Breaking down in their bedroom had saved him from doing something so rash Michael might have been killed by his associates. He'd almost rushed to the bedside of an alleged racketeer, he, a powerful FBI man, holding the hand of a notorious mobster who was know for his aversion to speaking to Feds.
Now he had to take him from the woman whom, by all accounts, had ordered him to live. What's more the man the doctors had deemed dead...had.
"Hey, Mickey," he poked his head through the curtain, "I have a little problem I'm delegating to you...Sorry Mrs. Mickey... since you so graciously delegated her to me."
Sonny scratched his forehead. Warring with the need to fix things with Carly, the knowledge that she wanted time and space (exactly the opposite of what he had in mind), and whatever trouble Brenda was causing for Wil. "Brenda."
"That cracked-pot doesn't deserve a name." They'd had to lock her into the room. Right now he was wishing they'd restrained her as well. Maybe even dumped her into a psych ward while they were at the hospital for Michael's....Carly. She had a face now, a real voice. She wasn't just a report on his desk. She was a woman whose husband had done something most women can't understand. And if she couldn't than, in Wil's opinion, she didn't deserve her husband.
"Um, right." Carly watched him hesitate to leave her, not moving away from where he sat on the bed, knowing Brenda's crazy had to be quelled.
"Go, it'll give me a chance to call home." To speak to her glorious children.

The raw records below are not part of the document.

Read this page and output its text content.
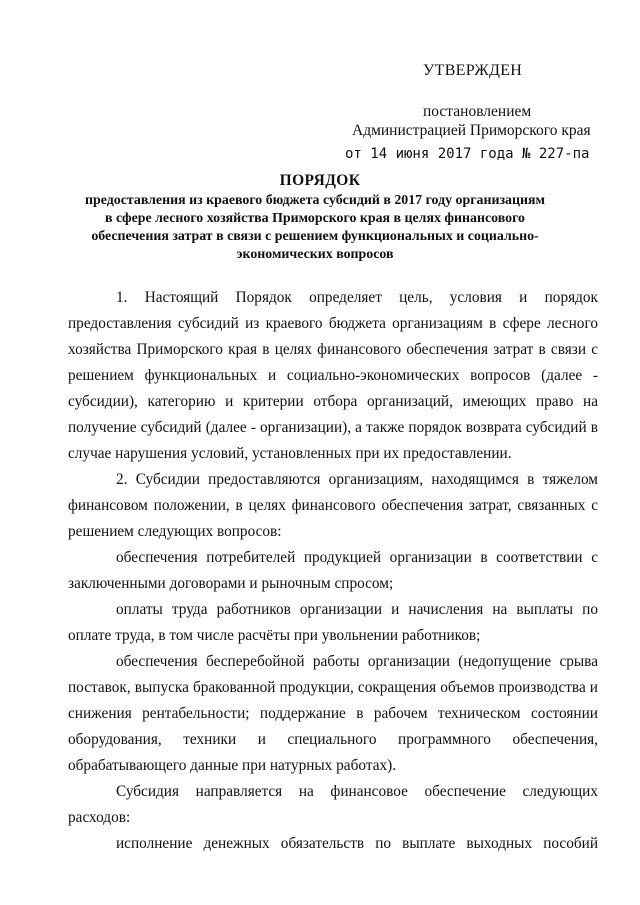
УТВЕРЖДЕН
постановлением
Администрацией Приморского края
от 14 июня 2017 года № 227-па
ПОРЯДОК
предоставления из краевого бюджета субсидий в 2017 году организациям в сфере лесного хозяйства Приморского края в целях финансового обеспечения затрат в связи с решением функциональных и социально-экономических вопросов

1. Настоящий Порядок определяет цель, условия и порядок предоставления субсидий из краевого бюджета организациям в сфере лесного хозяйства Приморского края в целях финансового обеспечения затрат в связи с решением функциональных и социально-экономических вопросов (далее - субсидии), категорию и критерии отбора организаций, имеющих право на получение субсидий (далее - организации), а также порядок возврата субсидий в случае нарушения условий, установленных при их предоставлении.

2. Субсидии предоставляются организациям, находящимся в тяжелом финансовом положении, в целях финансового обеспечения затрат, связанных с решением следующих вопросов:

обеспечения потребителей продукцией организации в соответствии с заключенными договорами и рыночным спросом;

оплаты труда работников организации и начисления на выплаты по оплате труда, в том числе расчёты при увольнении работников;

обеспечения бесперебойной работы организации (недопущение срыва поставок, выпуска бракованной продукции, сокращения объемов производства и снижения рентабельности; поддержание в рабочем техническом состоянии оборудования, техники и специального программного обеспечения, обрабатывающего данные при натурных работах).

Субсидия направляется на финансовое обеспечение следующих расходов:

исполнение денежных обязательств по выплате выходных пособий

"Um, Mrs. Mickey," Wilbur's long face serious and stoic, "you'll need to wait until a secure line is put in place. No one can know yet that you are under the Bureau's protection." He turned to Sonny. "You go sedate the hell-cat, I'll see that she gets her call."
Sonny nodded, still reluctant to leave Carly. What if ran through his head in rapid, frightening succession. Horrid futures lay in the path of leaving her alone.